- Developer(s): Aztech New Media
- Producer(s): Fulvio Ciano
- Series: StarCraft
- Release: June 10, 1998
- Genre(s): Real-time strategy
- Mode(s): Single-player, multiplayer

= StarCraft: Insurrection =

Extension video game to StarCraft

StarCraft: Insurrection (also known as Insurrection: Campaigns for StarCraft) is an expansion pack to the StarCraft video game with new campaign missions and multiplayer maps. It was licensed by Blizzard Entertainment to be developed by Canadian studio Aztech New Media and was released on June 10, 1998 for Windows.

== Overview ==

The expansion features three single-player campaigns with 10 missions each and over a hundred multiplayer maps. The campaign takes place during the timeline of the original game's campaigns. They focus on Terran, Protoss and Zerg, and introduce 10 new heroes. The missions focus on an insurrection against Confederacy led by a splinter group called Fist of Redemption with a goal of merging Terran and Zerg races. The campaign is overall much harder than the original game.

== Reception ==

Greg Kasavin of GameSpot gave the game 4.8/10 and noted that the quality of campaign and multiplayer maps does not match the original game. He criticized reused art and sound assets as well as poor audio quality. He also noted that very few multiplayer maps were decent.
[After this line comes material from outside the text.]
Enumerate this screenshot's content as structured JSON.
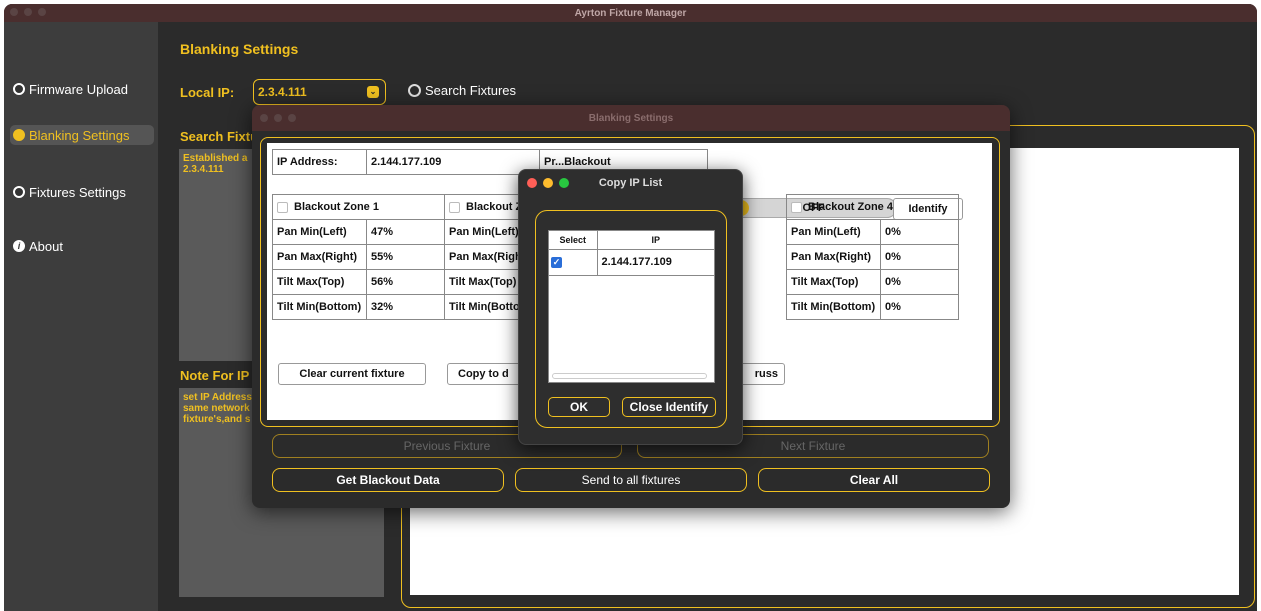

Denny Atkin of Computer Gaming World rated the expansion 3.5/5 stars and described missions as "well-designed", however criticized lack of new features and subpar UI. Andrey Shevchenko of Absolute Games rated the game at 75% noting lack of innovation and cutscenes, but praising difficulty, mission briefings and heroes. He described the campaign plot as full of "betrayals and intrigue". Aleksandr Vershinin of Game.EXE described it as nowhere near in quality in relation to the later StarCraft: Brood War release. Andrey Okushko of Strana Igr noted that Insurrection received no acclaim at its time despite being officially licensed. He lists the unchanged gameplay and lacking story as main reasons.